Anschließend wird die Arbeit dort anknüpfen, wo es auch die Kommunikationsforschung getan hat. Bei der erstmaligen Zusammenfassung von Gratifikationsstudien zu einem ganzheitlichen Ansatz durch Elihu Katz und andere. Anschließend soll, basierend auf Aufsätzen aus der ersten Hälfte der Siebziger Jahre, gezeigt werden, welch weitreichende Implikationen sich aus den Erkenntnissen der Uses and Gratifications-Forschung ergeben. Dazu soll, mittels einer idealtypischen Zusammenfassung, zunächst dargestellt werden wie im Uses and Gratifications-Approach Medienrezeption verstanden wird um anschließend beispielhaft auf psychologische Motive für durch Medienkonsum zu befriedigende Bedürfnisse näher einzugehen.

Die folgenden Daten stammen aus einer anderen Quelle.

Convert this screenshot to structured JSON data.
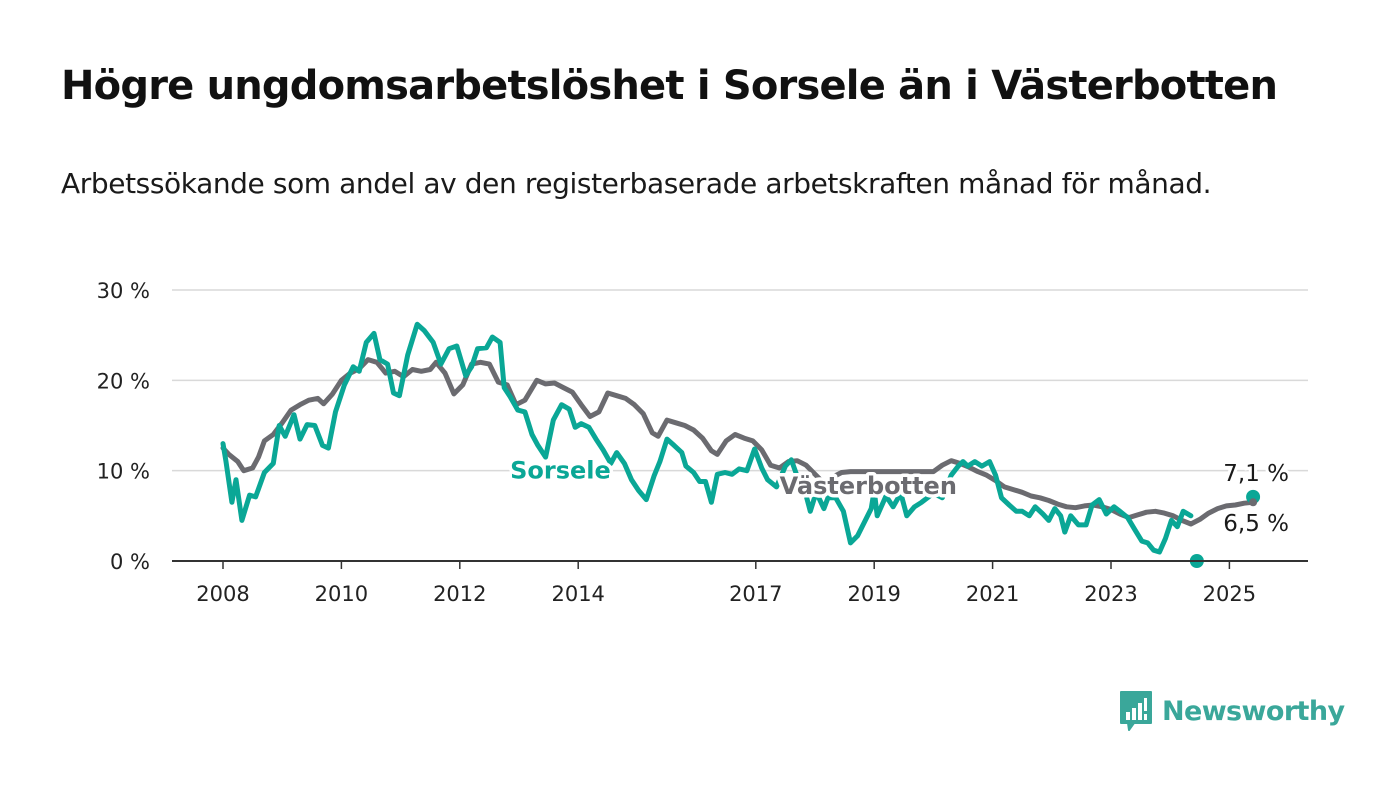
{
  "title": "Högre ungdomsarbetslöshet i Sorsele än i Västerbotten",
  "subtitle": "Arbetssökande som andel av den registerbaserade arbetskraften månad för månad.",
  "brand": {
    "name": "Newsworthy",
    "icon": "bar-chart-speech-bubble-icon",
    "color": "#3aa79a"
  },
  "chart_data": {
    "type": "line",
    "xlabel": "",
    "ylabel": "",
    "ylim": [
      0,
      30
    ],
    "xlim": [
      2008.0,
      2027.15
    ],
    "grid": true,
    "y_ticks": [
      {
        "value": 0,
        "label": "0 %"
      },
      {
        "value": 10,
        "label": "10 %"
      },
      {
        "value": 20,
        "label": "20 %"
      },
      {
        "value": 30,
        "label": "30 %"
      }
    ],
    "x_ticks": [
      {
        "value": 2008.0,
        "label": "2008"
      },
      {
        "value": 2010.0,
        "label": "2010"
      },
      {
        "value": 2012.0,
        "label": "2012"
      },
      {
        "value": 2014.0,
        "label": "2014"
      },
      {
        "value": 2017.0,
        "label": "2017"
      },
      {
        "value": 2019.0,
        "label": "2019"
      },
      {
        "value": 2021.0,
        "label": "2021"
      },
      {
        "value": 2023.0,
        "label": "2023"
      },
      {
        "value": 2025.0,
        "label": "2025"
      }
    ],
    "series": [
      {
        "name": "Västerbotten",
        "color": "#6b6b70",
        "end_label": "6,5 %",
        "points": [
          [
            2008.0,
            12.5
          ],
          [
            2008.1,
            11.8
          ],
          [
            2008.25,
            11.0
          ],
          [
            2008.35,
            10.0
          ],
          [
            2008.5,
            10.3
          ],
          [
            2008.6,
            11.5
          ],
          [
            2008.7,
            13.3
          ],
          [
            2008.85,
            14.0
          ],
          [
            2009.0,
            15.3
          ],
          [
            2009.15,
            16.7
          ],
          [
            2009.3,
            17.3
          ],
          [
            2009.45,
            17.8
          ],
          [
            2009.6,
            18.0
          ],
          [
            2009.7,
            17.4
          ],
          [
            2009.85,
            18.5
          ],
          [
            2010.0,
            20.0
          ],
          [
            2010.15,
            20.8
          ],
          [
            2010.3,
            21.3
          ],
          [
            2010.45,
            22.3
          ],
          [
            2010.6,
            22.0
          ],
          [
            2010.75,
            20.8
          ],
          [
            2010.9,
            21.0
          ],
          [
            2011.05,
            20.4
          ],
          [
            2011.2,
            21.2
          ],
          [
            2011.35,
            21.0
          ],
          [
            2011.5,
            21.2
          ],
          [
            2011.6,
            22.0
          ],
          [
            2011.75,
            20.8
          ],
          [
            2011.9,
            18.5
          ],
          [
            2012.05,
            19.5
          ],
          [
            2012.2,
            21.8
          ],
          [
            2012.35,
            22.0
          ],
          [
            2012.5,
            21.8
          ],
          [
            2012.65,
            19.8
          ],
          [
            2012.8,
            19.5
          ],
          [
            2012.95,
            17.3
          ],
          [
            2013.1,
            17.8
          ],
          [
            2013.3,
            20.0
          ],
          [
            2013.45,
            19.6
          ],
          [
            2013.6,
            19.7
          ],
          [
            2013.75,
            19.2
          ],
          [
            2013.9,
            18.7
          ],
          [
            2014.05,
            17.3
          ],
          [
            2014.2,
            16.0
          ],
          [
            2014.35,
            16.5
          ],
          [
            2014.5,
            18.6
          ],
          [
            2014.65,
            18.3
          ],
          [
            2014.8,
            18.0
          ],
          [
            2014.95,
            17.3
          ],
          [
            2015.1,
            16.3
          ],
          [
            2015.25,
            14.2
          ],
          [
            2015.35,
            13.8
          ],
          [
            2015.5,
            15.6
          ],
          [
            2015.65,
            15.3
          ],
          [
            2015.8,
            15.0
          ],
          [
            2015.95,
            14.5
          ],
          [
            2016.1,
            13.6
          ],
          [
            2016.25,
            12.2
          ],
          [
            2016.35,
            11.8
          ],
          [
            2016.5,
            13.3
          ],
          [
            2016.65,
            14.0
          ],
          [
            2016.8,
            13.6
          ],
          [
            2016.95,
            13.3
          ],
          [
            2017.1,
            12.3
          ],
          [
            2017.25,
            10.6
          ],
          [
            2017.4,
            10.3
          ],
          [
            2017.55,
            11.0
          ],
          [
            2017.7,
            11.1
          ],
          [
            2017.85,
            10.6
          ],
          [
            2018.0,
            9.6
          ],
          [
            2018.15,
            8.6
          ],
          [
            2018.3,
            9.3
          ],
          [
            2018.45,
            9.8
          ],
          [
            2018.6,
            9.9
          ],
          [
            2020.0,
            9.9
          ],
          [
            2020.15,
            10.6
          ],
          [
            2020.3,
            11.1
          ],
          [
            2020.45,
            10.8
          ],
          [
            2020.6,
            10.4
          ],
          [
            2020.75,
            9.9
          ],
          [
            2020.9,
            9.5
          ],
          [
            2021.05,
            8.9
          ],
          [
            2021.2,
            8.2
          ],
          [
            2021.35,
            7.9
          ],
          [
            2021.5,
            7.6
          ],
          [
            2021.65,
            7.2
          ],
          [
            2021.8,
            7.0
          ],
          [
            2021.95,
            6.7
          ],
          [
            2022.1,
            6.3
          ],
          [
            2022.25,
            6.0
          ],
          [
            2022.4,
            5.9
          ],
          [
            2022.55,
            6.1
          ],
          [
            2022.7,
            6.2
          ],
          [
            2022.85,
            6.0
          ],
          [
            2023.0,
            5.7
          ],
          [
            2023.15,
            5.2
          ],
          [
            2023.3,
            4.8
          ],
          [
            2023.45,
            5.1
          ],
          [
            2023.6,
            5.4
          ],
          [
            2023.75,
            5.5
          ],
          [
            2023.9,
            5.3
          ],
          [
            2024.05,
            5.0
          ],
          [
            2024.2,
            4.5
          ],
          [
            2024.35,
            4.1
          ],
          [
            2024.5,
            4.6
          ],
          [
            2024.65,
            5.3
          ],
          [
            2024.8,
            5.8
          ],
          [
            2024.95,
            6.1
          ],
          [
            2025.1,
            6.2
          ],
          [
            2025.25,
            6.4
          ],
          [
            2025.4,
            6.5
          ]
        ]
      },
      {
        "name": "Sorsele",
        "color": "#0aa796",
        "end_label": "7,1 %",
        "points": [
          [
            2008.0,
            13.0
          ],
          [
            2008.05,
            11.0
          ],
          [
            2008.15,
            6.5
          ],
          [
            2008.22,
            9.0
          ],
          [
            2008.32,
            4.5
          ],
          [
            2008.45,
            7.3
          ],
          [
            2008.55,
            7.1
          ],
          [
            2008.7,
            9.8
          ],
          [
            2008.85,
            10.8
          ],
          [
            2008.95,
            15.0
          ],
          [
            2009.05,
            13.8
          ],
          [
            2009.2,
            16.2
          ],
          [
            2009.3,
            13.5
          ],
          [
            2009.42,
            15.1
          ],
          [
            2009.55,
            15.0
          ],
          [
            2009.68,
            12.8
          ],
          [
            2009.78,
            12.5
          ],
          [
            2009.9,
            16.5
          ],
          [
            2010.05,
            19.5
          ],
          [
            2010.2,
            21.5
          ],
          [
            2010.3,
            21.0
          ],
          [
            2010.42,
            24.2
          ],
          [
            2010.55,
            25.2
          ],
          [
            2010.65,
            22.3
          ],
          [
            2010.78,
            21.8
          ],
          [
            2010.88,
            18.6
          ],
          [
            2010.98,
            18.3
          ],
          [
            2011.12,
            22.8
          ],
          [
            2011.28,
            26.2
          ],
          [
            2011.4,
            25.5
          ],
          [
            2011.55,
            24.2
          ],
          [
            2011.68,
            21.8
          ],
          [
            2011.82,
            23.5
          ],
          [
            2011.95,
            23.8
          ],
          [
            2012.1,
            20.5
          ],
          [
            2012.2,
            21.5
          ],
          [
            2012.3,
            23.5
          ],
          [
            2012.45,
            23.6
          ],
          [
            2012.55,
            24.8
          ],
          [
            2012.68,
            24.2
          ],
          [
            2012.75,
            19.2
          ],
          [
            2012.85,
            18.2
          ],
          [
            2012.98,
            16.7
          ],
          [
            2013.1,
            16.5
          ],
          [
            2013.22,
            14.0
          ],
          [
            2013.32,
            12.8
          ],
          [
            2013.45,
            11.5
          ],
          [
            2013.58,
            15.6
          ],
          [
            2013.72,
            17.3
          ],
          [
            2013.85,
            16.8
          ],
          [
            2013.95,
            14.8
          ],
          [
            2014.05,
            15.2
          ],
          [
            2014.18,
            14.8
          ],
          [
            2014.3,
            13.5
          ],
          [
            2014.42,
            12.3
          ],
          [
            2014.55,
            10.8
          ],
          [
            2014.65,
            12.0
          ],
          [
            2014.78,
            10.8
          ],
          [
            2014.9,
            9.0
          ],
          [
            2015.02,
            7.8
          ],
          [
            2015.15,
            6.8
          ],
          [
            2015.28,
            9.4
          ],
          [
            2015.38,
            11.0
          ],
          [
            2015.5,
            13.5
          ],
          [
            2015.62,
            12.8
          ],
          [
            2015.75,
            12.0
          ],
          [
            2015.82,
            10.5
          ],
          [
            2015.95,
            9.8
          ],
          [
            2016.05,
            8.8
          ],
          [
            2016.15,
            8.8
          ],
          [
            2016.25,
            6.5
          ],
          [
            2016.35,
            9.6
          ],
          [
            2016.48,
            9.8
          ],
          [
            2016.6,
            9.6
          ],
          [
            2016.72,
            10.2
          ],
          [
            2016.85,
            10.0
          ],
          [
            2016.98,
            12.4
          ],
          [
            2017.1,
            10.3
          ],
          [
            2017.2,
            9.0
          ],
          [
            2017.35,
            8.2
          ],
          [
            2017.5,
            10.5
          ],
          [
            2017.6,
            11.2
          ],
          [
            2017.72,
            9.0
          ],
          [
            2017.82,
            8.0
          ],
          [
            2017.92,
            5.5
          ],
          [
            2018.02,
            7.6
          ],
          [
            2018.15,
            5.8
          ],
          [
            2018.22,
            7.0
          ],
          [
            2018.35,
            7.0
          ],
          [
            2018.48,
            5.5
          ],
          [
            2018.6,
            2.0
          ],
          [
            2018.72,
            2.8
          ],
          [
            2018.85,
            4.5
          ],
          [
            2018.95,
            5.8
          ],
          [
            2019.0,
            7.8
          ],
          [
            2019.05,
            5.0
          ],
          [
            2019.2,
            7.2
          ],
          [
            2019.32,
            6.0
          ],
          [
            2019.45,
            7.5
          ],
          [
            2019.55,
            5.0
          ],
          [
            2019.68,
            6.0
          ],
          [
            2019.8,
            6.5
          ],
          [
            2020.0,
            7.5
          ],
          [
            2020.15,
            7.0
          ],
          [
            2020.3,
            9.5
          ],
          [
            2020.42,
            10.5
          ],
          [
            2020.5,
            11.0
          ],
          [
            2020.58,
            10.5
          ],
          [
            2020.7,
            11.0
          ],
          [
            2020.82,
            10.5
          ],
          [
            2020.95,
            11.0
          ],
          [
            2021.05,
            9.5
          ],
          [
            2021.15,
            7.0
          ],
          [
            2021.28,
            6.2
          ],
          [
            2021.4,
            5.5
          ],
          [
            2021.5,
            5.5
          ],
          [
            2021.62,
            5.0
          ],
          [
            2021.72,
            6.0
          ],
          [
            2021.85,
            5.2
          ],
          [
            2021.95,
            4.5
          ],
          [
            2022.05,
            5.8
          ],
          [
            2022.15,
            5.0
          ],
          [
            2022.22,
            3.2
          ],
          [
            2022.32,
            5.0
          ],
          [
            2022.45,
            4.0
          ],
          [
            2022.58,
            4.0
          ],
          [
            2022.68,
            6.2
          ],
          [
            2022.8,
            6.8
          ],
          [
            2022.92,
            5.2
          ],
          [
            2023.05,
            6.0
          ],
          [
            2023.15,
            5.5
          ],
          [
            2023.28,
            4.8
          ],
          [
            2023.4,
            3.5
          ],
          [
            2023.52,
            2.2
          ],
          [
            2023.62,
            2.0
          ],
          [
            2023.72,
            1.2
          ],
          [
            2023.82,
            1.0
          ],
          [
            2023.92,
            2.5
          ],
          [
            2024.02,
            4.5
          ],
          [
            2024.12,
            3.8
          ],
          [
            2024.22,
            5.5
          ],
          [
            2024.35,
            5.0
          ]
        ],
        "extra_points": [
          [
            2024.45,
            0.0
          ],
          [
            2025.4,
            7.1
          ]
        ]
      }
    ],
    "annotations": [
      {
        "text": "Sorsele",
        "series": "Sorsele",
        "x": 2013.7,
        "y": 10.0
      },
      {
        "text": "Västerbotten",
        "series": "Västerbotten",
        "x": 2018.9,
        "y": 8.3
      }
    ]
  }
}
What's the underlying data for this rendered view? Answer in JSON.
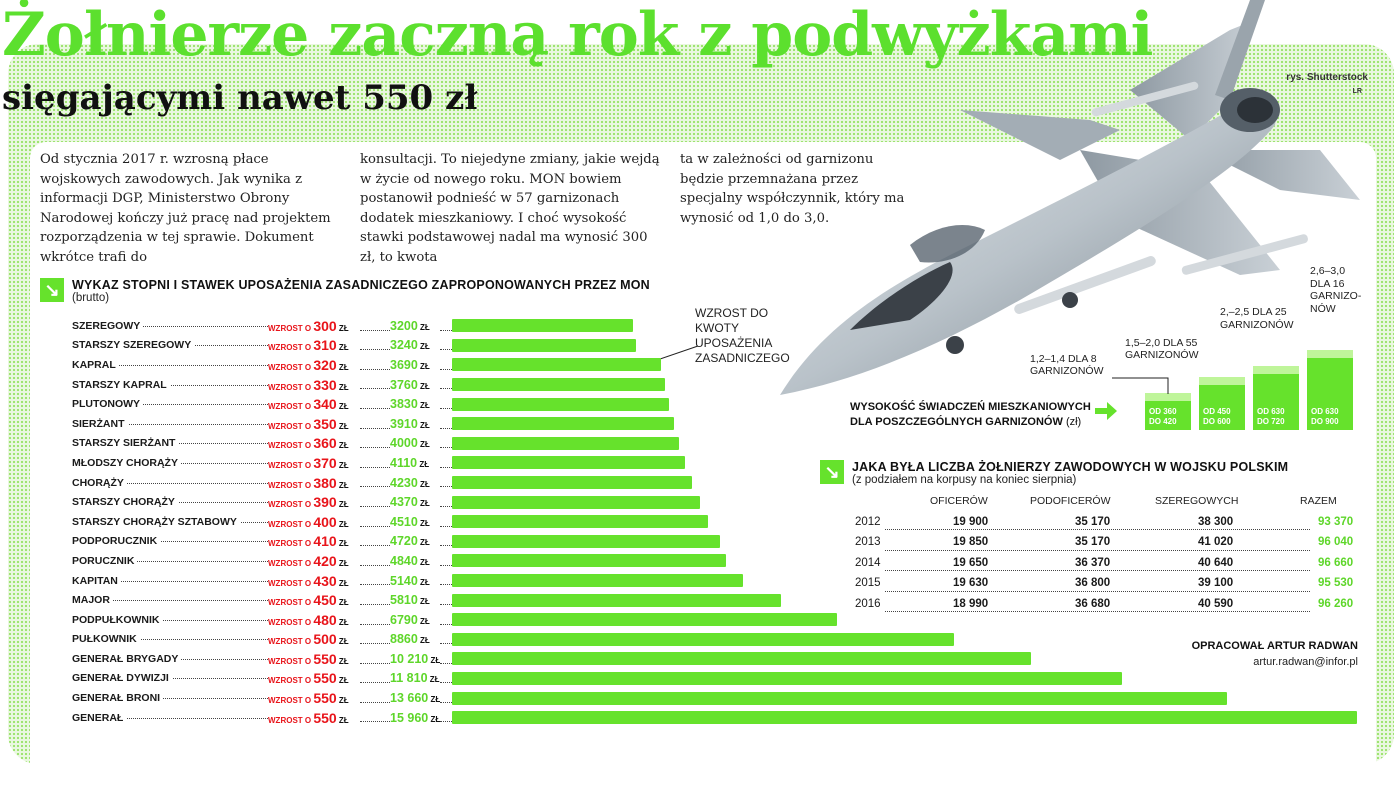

Der Autor der Arbeit erhofft sich durch die skizzierte Vorgehensweise erstens die historische Bedeutung des Ansatzes im forschungsgeschichtlichen Verlauf aufzuzeigen und zweitens an konkreten Beispielen die Sinnhaftigkeit und den Nutzen der durch den Uses and Gratifications-Approach begründeten neuen Sichtweise in der Medienwirkungsforschung zu verdeutlichen.
Durch die große Zahl der zu dem Thema vorgelegten Studien und Aufsätze und dem begrenzten Platz, den eine Hausarbeit bietet, war es notwendig lediglich eine Auswahl einiger der am stärksten beachteten Arbeiten in die vorliegende Hausarbeit mit einfließen zu lassen. Die Arbeit erhebt daher keinerlei Anspruch auf Vollständigkeit.
2. Entstehung des Nutzen und Belohnungs-Ansatzes
Wie oben erwähnt, fanden bereits in den Vierziger Jahren des 20. Jahrhunderts einige Forschungen statt, die nach Gratifikationen in der Mediennutzung fragten. Wenn man der Unterscheidung von Walter Weiss folgt, gehen Studien der Gratifikationsforschung zumeist davon aus, dass sich die Gratifikationen auf zwei unterschiedliche Bedürfnisgruppen zurückführen lassen. Zum einen auf fantastisch-eskapistische und zum anderen auf informativ-pädagogische Medieninhalte. (Weiss, 1971) Nun läge die Vermutung nahe, dass beispielsweise Tageszeitungen ausschließlich informativ-pädagogische Inhalte für die Bedürfnisse ihrer Leser bereit hielten und Unterhaltungsprogramme im Radio oder Fernsehen lediglich zur Unterhaltung oder gar Wirklichkeitsflucht nützlich sein könnten. Das dem nicht so ist, dass sich jedoch die von Weiss getroffene Unterscheidung auch und gerade in klassischen Studien bewahrheitet, zeigen die zwei im Folgenden vorgestellten Studien.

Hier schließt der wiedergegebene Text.